Pourquoi as-tu choisi d’orienter ta carrière professionnelle vers le secteur agricole ?

Le choix du secteur agricole s’est imposé à moi dans un premier temps d’une part du fait de nos habitudes familiales de prendre nos vacances en forêt loin des perturbations citadines et plus tard dans la petite cité balnéaire de Limbé où nous avions une maison de campagne de 4000 m² et comptant pas moins de 20 différents fruitiers. Je garde toujours en mémoire cette phrase de mon père “Se réveiller le matin et cueillir un fruit, c’est être très proche du paradis ». Mais surtout devant l’omniprésence de l’agriculture dans les sociétés africaines, se nourrir au quotidien demeure encore pour beaucoup un défi majeur pour une grande partie de la population. Ceci entraine logiquement une grande demande d’innovation en termes de production et de productivité agricoles.  

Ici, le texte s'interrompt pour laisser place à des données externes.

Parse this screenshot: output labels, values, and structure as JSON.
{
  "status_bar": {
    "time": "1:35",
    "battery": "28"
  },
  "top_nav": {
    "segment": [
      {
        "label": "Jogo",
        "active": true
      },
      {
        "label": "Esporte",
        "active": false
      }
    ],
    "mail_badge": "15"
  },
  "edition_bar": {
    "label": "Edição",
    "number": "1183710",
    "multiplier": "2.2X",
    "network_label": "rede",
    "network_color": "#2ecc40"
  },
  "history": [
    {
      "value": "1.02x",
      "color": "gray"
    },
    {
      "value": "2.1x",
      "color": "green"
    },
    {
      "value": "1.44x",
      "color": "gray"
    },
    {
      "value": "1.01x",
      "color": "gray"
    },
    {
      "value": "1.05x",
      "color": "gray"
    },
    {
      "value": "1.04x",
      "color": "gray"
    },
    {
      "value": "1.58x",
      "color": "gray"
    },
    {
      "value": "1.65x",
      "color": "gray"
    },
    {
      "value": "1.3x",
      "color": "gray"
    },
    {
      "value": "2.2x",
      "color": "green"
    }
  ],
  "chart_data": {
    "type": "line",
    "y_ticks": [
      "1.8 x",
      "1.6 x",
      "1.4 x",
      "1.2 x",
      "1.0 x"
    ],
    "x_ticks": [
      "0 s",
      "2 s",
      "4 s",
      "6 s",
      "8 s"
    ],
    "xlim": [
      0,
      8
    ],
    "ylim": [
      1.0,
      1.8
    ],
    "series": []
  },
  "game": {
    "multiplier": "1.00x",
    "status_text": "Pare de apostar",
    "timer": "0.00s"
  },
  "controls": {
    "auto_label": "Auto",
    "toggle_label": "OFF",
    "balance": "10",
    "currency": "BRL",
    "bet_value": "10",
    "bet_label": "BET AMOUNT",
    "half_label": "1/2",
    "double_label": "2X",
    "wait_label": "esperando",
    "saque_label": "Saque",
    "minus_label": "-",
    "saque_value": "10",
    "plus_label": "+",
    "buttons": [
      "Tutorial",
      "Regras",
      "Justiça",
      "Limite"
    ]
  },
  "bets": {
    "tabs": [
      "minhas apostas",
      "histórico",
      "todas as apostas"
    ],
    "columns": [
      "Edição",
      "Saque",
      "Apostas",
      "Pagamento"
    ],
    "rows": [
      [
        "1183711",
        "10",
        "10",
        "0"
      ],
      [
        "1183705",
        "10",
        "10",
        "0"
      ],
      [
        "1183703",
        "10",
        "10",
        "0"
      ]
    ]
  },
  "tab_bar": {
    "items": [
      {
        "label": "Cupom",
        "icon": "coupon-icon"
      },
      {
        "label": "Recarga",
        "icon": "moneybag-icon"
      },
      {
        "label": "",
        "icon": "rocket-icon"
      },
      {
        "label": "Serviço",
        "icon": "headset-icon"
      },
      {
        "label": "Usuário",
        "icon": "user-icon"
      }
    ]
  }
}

L’agriculture fait partie intégrante de l’économie africaine et, incontestablement, de la vie quotidienne d’une majorité d’Africains. Elle concentre plus de 51 % des emplois sur le continent. Mais près de 50% de la production à l’échelle continentale est perdue entre la ferme et le consommateur final. Quelles en sont les causes ? C’est aussi pour tenter de répondre à cette question que j’ai fait le choix de m’investir dans le secteur agricole.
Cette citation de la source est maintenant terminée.